Second of his name, born to Prince Jaehaerys and his sister Princess Shaera in 244 AC and wed in his boyhood to his own sister Rhaella in obedience to a woods-witch's prophecy that the prince that was promised would come of their joint line. He passed his youth as a page at the court of his grandfather King Aegon V Targaryen alongside Tywin Lannister of Casterly Rock and Steffon Baratheon of Storm's End, the three of them inseparable, and won his knighthood on the Stepstones during the War of the Ninepenny Kings choosing to be dubbed by his friend Tywin's hand. He was crowned in 262 AC when his father Jaehaerys II perished of long illness, and he came to the throne with bright ambition — to be the greatest king the realm had known, to raise a new Wall a hundred miles north of the old one, to build a city of white marble across the Blackwater, to bring the Titan of Braavos to its knees. None of these came to pass, but for the first ten years of his reign the realm prospered greatly upon the management of his Hand Tywin, who paid off the crown's debt to the Iron Bank from the gold of the Rock and quieted every dispute in the king's name.
The marriage to Rhaella ran cold from its first night — Aerys took mistress after mistress and dismissed the queen's ladies as he had them, and Rhaella lost child after child in turn: stillbirths in 263 and 264, the stillborn Shaena in 267, Prince Daeron who lived half a year, another stillbirth in 270, miscarriages in between. By 270 he had convinced himself that none of them were his and confined the queen to Maegor's Holdfast with two septas in her bed to ensure her faithfulness. After Joanna Lannister died bringing Tyrion into the world in 273 AC he is said to have remarked the gods had taken Joanna away to teach his old friend Tywin some humility, and that was the last of the affection between them. He grew jealous of his Hand's reputation as the true ruler of the realm and tore the tongue from the head of Tywin's own captain of guards Ser Ilyn Payne for repeating it. In 277 AC, against Tywin's counsel, he rode to Duskendale to settle a small grievance with Lord Denys Darklyn and was taken captive in the Dun Fort for six months; Ser Barristan Selmy slipped in alone and brought him out, but the king who emerged from those cells was not the king who had gone in. He came back convinced his Hand had meant for him to die there so that Cersei Lannister might wed Rhaegar, and from that day he was attended only in the white cloaks' company. He grew long, ragged, and sour, his fingernails curling, his beard wild, his court ruled by pyromancers and by fear; he took to burning men who displeased him, finding the burnings a sweetness that drove him to his wife's bed.

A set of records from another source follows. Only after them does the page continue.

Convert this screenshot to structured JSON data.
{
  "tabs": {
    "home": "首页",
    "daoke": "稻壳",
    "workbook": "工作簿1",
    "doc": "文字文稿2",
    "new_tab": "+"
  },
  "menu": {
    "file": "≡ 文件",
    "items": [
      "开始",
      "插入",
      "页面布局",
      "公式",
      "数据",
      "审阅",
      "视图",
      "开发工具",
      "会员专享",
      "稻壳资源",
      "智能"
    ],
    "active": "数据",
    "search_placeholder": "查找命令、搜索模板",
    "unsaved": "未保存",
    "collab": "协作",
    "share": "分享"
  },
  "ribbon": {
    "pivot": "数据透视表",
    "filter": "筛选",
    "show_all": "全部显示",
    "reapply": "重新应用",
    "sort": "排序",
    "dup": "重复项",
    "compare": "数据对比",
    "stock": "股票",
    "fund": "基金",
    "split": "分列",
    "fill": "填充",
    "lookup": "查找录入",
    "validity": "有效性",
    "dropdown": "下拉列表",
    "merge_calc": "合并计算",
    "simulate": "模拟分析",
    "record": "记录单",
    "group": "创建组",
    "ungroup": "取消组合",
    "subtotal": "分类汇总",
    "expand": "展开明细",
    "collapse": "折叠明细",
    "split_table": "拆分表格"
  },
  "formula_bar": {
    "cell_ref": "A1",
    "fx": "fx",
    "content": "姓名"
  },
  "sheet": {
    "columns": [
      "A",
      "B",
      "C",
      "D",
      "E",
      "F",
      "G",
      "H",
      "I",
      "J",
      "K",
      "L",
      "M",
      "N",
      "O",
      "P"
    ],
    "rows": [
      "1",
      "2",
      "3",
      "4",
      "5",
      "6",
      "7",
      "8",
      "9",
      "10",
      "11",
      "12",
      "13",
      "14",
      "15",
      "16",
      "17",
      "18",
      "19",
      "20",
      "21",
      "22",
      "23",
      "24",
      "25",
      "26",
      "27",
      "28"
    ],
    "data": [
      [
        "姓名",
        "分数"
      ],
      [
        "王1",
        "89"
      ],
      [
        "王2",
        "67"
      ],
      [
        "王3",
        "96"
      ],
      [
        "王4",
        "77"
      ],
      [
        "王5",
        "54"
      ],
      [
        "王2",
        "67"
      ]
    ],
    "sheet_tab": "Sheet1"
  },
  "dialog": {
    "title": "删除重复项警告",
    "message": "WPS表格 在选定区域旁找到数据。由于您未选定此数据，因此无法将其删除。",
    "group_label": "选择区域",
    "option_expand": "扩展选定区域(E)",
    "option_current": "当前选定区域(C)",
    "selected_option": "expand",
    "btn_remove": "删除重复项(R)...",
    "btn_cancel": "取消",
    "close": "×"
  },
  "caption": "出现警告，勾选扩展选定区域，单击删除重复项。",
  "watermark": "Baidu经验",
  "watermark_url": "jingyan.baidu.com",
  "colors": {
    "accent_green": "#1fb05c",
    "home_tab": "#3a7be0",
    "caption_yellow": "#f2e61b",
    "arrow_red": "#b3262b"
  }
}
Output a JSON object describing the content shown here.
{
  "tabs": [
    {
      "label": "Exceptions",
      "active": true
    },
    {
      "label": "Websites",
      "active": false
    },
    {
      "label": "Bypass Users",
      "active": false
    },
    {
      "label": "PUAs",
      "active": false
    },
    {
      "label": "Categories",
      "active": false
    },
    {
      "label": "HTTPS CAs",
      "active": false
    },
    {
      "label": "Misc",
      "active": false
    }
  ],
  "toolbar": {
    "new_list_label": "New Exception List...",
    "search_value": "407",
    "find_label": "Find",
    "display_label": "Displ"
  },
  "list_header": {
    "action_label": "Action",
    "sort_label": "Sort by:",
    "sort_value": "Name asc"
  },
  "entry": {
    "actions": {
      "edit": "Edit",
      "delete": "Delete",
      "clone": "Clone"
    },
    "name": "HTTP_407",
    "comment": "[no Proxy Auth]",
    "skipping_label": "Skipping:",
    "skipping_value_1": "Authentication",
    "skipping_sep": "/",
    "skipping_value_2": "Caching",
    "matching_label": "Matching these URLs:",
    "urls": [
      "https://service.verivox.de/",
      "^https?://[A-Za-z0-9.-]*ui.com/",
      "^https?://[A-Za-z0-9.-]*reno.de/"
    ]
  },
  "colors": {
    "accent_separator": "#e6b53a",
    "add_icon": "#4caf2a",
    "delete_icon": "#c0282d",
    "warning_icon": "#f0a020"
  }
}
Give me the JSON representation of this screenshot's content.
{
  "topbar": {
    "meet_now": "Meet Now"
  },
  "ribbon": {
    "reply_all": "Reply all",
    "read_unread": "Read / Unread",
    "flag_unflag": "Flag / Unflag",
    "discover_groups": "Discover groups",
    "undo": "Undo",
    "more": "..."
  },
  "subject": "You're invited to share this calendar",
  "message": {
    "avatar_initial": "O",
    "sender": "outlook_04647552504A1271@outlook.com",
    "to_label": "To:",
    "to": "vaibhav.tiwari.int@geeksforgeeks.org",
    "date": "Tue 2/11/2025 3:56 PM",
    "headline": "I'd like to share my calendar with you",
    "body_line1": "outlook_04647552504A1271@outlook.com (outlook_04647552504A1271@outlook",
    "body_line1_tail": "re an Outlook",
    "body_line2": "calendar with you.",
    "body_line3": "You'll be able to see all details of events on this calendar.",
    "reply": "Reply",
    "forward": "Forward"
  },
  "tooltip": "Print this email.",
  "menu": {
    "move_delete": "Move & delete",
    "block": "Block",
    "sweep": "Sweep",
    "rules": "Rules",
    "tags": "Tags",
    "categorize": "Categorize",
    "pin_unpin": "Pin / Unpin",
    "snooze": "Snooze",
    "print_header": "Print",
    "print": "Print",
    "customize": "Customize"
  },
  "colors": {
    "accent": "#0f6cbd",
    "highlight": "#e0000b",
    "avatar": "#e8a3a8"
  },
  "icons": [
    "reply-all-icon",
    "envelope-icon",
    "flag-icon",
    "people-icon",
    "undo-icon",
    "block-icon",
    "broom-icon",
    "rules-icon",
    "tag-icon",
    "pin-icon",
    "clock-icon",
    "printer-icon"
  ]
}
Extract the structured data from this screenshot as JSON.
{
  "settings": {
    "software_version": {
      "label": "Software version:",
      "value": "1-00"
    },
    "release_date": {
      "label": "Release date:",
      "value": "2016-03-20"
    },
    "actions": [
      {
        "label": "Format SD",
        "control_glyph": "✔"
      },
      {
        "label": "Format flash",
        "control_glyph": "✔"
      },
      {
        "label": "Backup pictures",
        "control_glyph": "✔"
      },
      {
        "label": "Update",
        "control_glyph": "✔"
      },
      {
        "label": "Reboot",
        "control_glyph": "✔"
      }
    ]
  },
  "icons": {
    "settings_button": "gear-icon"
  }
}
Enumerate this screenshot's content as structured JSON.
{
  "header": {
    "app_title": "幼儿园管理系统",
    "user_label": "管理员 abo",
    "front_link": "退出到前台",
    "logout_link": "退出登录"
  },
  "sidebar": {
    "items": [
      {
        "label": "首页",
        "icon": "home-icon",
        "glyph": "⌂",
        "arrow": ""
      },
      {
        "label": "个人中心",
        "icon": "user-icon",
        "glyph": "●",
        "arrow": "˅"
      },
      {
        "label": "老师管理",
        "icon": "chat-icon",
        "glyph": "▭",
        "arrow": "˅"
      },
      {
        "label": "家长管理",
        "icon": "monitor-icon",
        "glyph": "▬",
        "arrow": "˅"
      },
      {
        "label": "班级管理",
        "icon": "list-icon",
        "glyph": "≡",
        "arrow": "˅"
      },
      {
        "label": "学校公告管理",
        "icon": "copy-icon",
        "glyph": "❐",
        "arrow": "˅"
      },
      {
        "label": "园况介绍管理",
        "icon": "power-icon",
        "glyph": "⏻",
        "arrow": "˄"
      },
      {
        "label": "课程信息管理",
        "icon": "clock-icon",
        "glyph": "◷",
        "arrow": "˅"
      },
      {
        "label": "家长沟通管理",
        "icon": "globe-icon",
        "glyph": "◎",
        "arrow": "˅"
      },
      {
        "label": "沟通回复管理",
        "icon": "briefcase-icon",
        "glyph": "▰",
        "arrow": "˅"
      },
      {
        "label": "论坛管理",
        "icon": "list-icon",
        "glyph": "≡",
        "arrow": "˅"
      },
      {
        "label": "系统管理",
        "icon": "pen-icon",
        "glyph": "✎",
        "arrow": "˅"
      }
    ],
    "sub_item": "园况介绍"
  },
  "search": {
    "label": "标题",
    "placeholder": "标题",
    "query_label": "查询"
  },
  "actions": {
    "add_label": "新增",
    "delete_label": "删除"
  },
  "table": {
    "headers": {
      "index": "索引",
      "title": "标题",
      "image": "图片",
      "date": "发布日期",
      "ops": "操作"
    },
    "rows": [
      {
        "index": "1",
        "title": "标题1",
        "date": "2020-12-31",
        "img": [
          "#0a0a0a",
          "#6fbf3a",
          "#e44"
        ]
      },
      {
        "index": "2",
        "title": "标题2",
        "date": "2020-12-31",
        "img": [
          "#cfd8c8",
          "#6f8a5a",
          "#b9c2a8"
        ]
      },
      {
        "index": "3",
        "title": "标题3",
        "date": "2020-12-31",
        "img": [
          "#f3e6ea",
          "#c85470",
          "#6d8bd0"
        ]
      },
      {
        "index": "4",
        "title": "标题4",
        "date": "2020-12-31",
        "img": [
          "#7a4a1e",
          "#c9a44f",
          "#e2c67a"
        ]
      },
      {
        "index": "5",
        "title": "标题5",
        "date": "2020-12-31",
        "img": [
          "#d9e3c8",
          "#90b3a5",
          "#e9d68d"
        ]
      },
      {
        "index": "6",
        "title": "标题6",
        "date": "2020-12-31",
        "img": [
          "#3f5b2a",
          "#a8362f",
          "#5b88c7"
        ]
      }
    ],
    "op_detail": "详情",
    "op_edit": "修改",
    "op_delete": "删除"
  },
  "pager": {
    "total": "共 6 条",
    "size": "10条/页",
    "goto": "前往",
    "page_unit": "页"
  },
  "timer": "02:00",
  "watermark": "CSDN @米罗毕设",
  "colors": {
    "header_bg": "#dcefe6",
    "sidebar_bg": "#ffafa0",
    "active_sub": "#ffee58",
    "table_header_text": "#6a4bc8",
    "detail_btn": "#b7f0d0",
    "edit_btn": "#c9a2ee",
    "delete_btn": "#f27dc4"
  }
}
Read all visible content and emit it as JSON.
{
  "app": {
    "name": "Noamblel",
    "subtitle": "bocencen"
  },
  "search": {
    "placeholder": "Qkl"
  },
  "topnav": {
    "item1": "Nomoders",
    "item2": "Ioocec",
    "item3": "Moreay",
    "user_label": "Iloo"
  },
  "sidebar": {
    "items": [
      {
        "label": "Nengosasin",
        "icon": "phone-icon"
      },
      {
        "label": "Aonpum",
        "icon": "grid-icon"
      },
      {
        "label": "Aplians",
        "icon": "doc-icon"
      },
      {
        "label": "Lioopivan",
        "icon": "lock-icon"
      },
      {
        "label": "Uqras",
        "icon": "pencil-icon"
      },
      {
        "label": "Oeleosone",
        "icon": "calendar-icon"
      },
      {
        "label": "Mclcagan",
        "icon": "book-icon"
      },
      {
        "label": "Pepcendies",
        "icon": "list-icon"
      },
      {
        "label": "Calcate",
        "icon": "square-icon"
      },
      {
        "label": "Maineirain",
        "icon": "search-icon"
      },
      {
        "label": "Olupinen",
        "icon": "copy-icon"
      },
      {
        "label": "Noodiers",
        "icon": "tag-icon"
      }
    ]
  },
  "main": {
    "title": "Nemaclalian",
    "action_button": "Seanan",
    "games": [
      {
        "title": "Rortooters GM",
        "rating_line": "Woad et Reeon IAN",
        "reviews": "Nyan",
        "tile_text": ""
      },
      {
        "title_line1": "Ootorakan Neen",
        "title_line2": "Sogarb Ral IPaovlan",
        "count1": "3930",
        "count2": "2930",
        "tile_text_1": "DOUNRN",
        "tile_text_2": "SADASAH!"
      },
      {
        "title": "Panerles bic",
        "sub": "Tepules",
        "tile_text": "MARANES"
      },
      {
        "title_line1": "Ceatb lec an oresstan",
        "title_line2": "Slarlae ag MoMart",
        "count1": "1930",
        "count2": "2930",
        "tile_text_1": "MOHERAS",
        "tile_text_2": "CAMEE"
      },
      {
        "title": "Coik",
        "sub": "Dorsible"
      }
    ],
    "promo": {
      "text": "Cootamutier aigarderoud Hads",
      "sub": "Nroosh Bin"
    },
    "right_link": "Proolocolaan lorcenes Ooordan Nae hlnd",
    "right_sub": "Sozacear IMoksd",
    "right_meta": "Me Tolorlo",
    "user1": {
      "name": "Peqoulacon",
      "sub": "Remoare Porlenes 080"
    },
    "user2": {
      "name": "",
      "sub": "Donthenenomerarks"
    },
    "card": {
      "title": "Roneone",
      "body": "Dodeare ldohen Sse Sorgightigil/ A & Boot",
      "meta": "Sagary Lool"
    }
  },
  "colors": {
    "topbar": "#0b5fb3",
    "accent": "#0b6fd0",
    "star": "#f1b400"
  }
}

When in 281 AC he raised Ser Jaime Lannister to the Kingsguard to strip Tywin of his prized heir and so drove the Hand from court, his ruin was begun. The next year Lord Rickard Stark and his heir Brandon rode south demanding Lyanna restored from Prince Rhaegar; the king burned Lord Rickard alive in his armour in the throne room and made Brandon strangle himself reaching for the sword to save him, and then demanded the heads of Robert Baratheon and Eddard Stark from their fosterer Lord Jon Arryn, who raised his banners in answer. The pyromancers had by then seeded caches of wildfire beneath every district of King's Landing on the king's order, to be lit if the city should fall; his last Hand Lord Qarlton Chelsted threw down the chain on learning of it and was burned alive for the throwing. When Lord Tywin's host was let through the gates at Grand Maester Pycelle's urging and began the Sack, the king sent for the pyromancer Rossart and commanded him bring his Hand's son Jaime his father's head as proof of loyalty. Ser Jaime ran Rossart down in the street and came up to the throne room with the blood still on his sword, and when the king cried again for Tywin's head he hauled the king down off the steps of the Iron Throne and opened his throat with a single cut to forestall the burning of the city. He died crying Burn them all.